So, did you catch the infomercial last night? I did not—I was returning home from a Bible Study that talked about how Christians should respond regardless of the outcome. I’ve heard some say that it was a bust, some say they couldn’t care less, and some that say he didn’t make the sale.
But none of that is as important as understanding what is going on here.
The Politics of Personality
For quite some time now I’ve been baffled by what I’m seeing from the Obama campaign. I’ve been amazed as people line up behind a man that is a blank slate—no papers from college, way inexperienced, and with a very liberal voting record. I’ve marveled along with the rest of the right, and believed I understood why his poll numbers are stuck, and not climbing—that he wasn’t fooling everyone.
But those people—those that claim to be Republicans—that are voting for Sen. Obama… what are they seeing?
It wasn’t until today, this article and the following ad, where it all started to make sense:
The Article
First, there was the article Obama and the Politics of Crowds that helped me to understand the piece of the puzzle that I was missing. It wasn’t that people weren’t voting based on principle, it was that they were projecting their principles onto a blank slate.
On the face of it, there is nothing overwhelmingly stirring about Sen. Obama. There is a cerebral quality to him, and an air of detachment. He has eloquence, but within bounds. After nearly two years on the trail, the audience can pretty much anticipate and recite his lines. The political genius of the man is that he is a blank slate. The devotees can project onto him what they wish.
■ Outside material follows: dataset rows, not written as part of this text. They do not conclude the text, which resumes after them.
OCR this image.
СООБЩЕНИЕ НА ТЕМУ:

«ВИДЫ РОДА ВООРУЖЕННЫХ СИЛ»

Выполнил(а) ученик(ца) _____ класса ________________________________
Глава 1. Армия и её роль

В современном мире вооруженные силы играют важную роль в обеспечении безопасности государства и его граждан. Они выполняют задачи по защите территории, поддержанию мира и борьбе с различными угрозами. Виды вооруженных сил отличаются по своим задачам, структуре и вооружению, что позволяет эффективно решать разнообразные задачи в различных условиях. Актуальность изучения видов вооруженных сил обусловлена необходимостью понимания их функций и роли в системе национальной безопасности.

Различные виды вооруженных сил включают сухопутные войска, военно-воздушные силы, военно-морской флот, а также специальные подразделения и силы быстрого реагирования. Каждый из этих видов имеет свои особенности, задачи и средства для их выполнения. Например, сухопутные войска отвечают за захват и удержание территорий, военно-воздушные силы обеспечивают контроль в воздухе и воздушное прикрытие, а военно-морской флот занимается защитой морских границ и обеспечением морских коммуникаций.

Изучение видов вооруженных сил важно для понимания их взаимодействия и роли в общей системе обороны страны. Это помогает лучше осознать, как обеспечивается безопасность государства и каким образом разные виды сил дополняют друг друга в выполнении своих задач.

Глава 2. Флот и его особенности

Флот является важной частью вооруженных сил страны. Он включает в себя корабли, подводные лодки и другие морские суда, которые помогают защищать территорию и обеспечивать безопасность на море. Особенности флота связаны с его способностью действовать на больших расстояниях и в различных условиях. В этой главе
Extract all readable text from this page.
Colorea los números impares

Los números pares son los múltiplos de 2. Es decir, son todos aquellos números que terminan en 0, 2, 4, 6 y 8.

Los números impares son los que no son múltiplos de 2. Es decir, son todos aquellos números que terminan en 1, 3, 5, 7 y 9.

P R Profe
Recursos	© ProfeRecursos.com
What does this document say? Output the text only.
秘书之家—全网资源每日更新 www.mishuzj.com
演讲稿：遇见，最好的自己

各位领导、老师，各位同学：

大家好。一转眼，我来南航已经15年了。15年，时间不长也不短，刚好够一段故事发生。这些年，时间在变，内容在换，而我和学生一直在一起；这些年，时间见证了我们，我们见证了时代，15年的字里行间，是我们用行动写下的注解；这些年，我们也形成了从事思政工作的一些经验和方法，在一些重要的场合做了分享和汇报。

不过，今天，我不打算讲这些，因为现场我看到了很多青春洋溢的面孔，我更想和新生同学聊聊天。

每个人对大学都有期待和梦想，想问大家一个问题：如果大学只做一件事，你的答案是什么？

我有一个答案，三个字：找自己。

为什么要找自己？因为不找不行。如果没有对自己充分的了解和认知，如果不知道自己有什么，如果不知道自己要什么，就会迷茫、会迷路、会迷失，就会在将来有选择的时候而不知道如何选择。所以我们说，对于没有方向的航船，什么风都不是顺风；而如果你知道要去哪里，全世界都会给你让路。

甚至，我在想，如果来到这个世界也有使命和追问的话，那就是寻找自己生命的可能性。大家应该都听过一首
Which helps to explain why a free market capitalist would vote for someone with a socialist voting track record. It doesn’t make sense, but it’s because they do not see him the way that his record portends.
The movement has become bigger than the person, and in fact is contrary to the person. For me, it goes back to something I said earlier where I believe that many want a President that would behave like they would in any given situation. They project onto this blank slate their ideals, because he has made himself this way.
The Ad
Which illustrates itself in this ad. How can anyone be an Evangelical Christian and vote for someone that blocked a law that would protect children born from a botched abortion—with the highest rating from Planned Parenthood?
How can someone who Sen. Obama’s going to tax out of a job in financial services vote to have his job lost?
These people are not basing their vote on concrete things, but on feelings, on attachments to words like “change” and “hope” without specifying change from what to what, and what we should have hope in.
It’s so sad – that last woman says her daughter and daughter’s daughter need someone to give them hope. How poor a substitute any man is for the hope we can find only in Christ.
This relying upon feeling is exactly what I was noticing this week in the one or two Christians I know who are voting or considered voting for Obama. They are so caught up in feeling they can’t consider facts – like how many more babies will die as a result of Obama’s beliefs. Or – they don’t actually care.
Hmmmm….I don’t think it’s the blank slate that makes people want to vote for him.
See I, at an earlier time in the election, was rooting for Obama, and I didn’t care if he supported what I supported. Obama promised not a ‘change’ in politics for me, but a change in how our president is perceived. I’m sick of spending hours a day defending our president to the world. For once, I’d like a guy in the white house that everyone actually likes. One that the media doesn’t dedicate hours to how supposedly stupid he is, and one that people don’t question your own intelligence when you’re able to see why he did what he did. Obama looked to be the only man that could pull this off, and that was the ‘hope’ and the ‘change’ that he promised to me.
Anyways, that’s just my perspective.
Hmm. I think this is brilliant analysis on your part, MIn.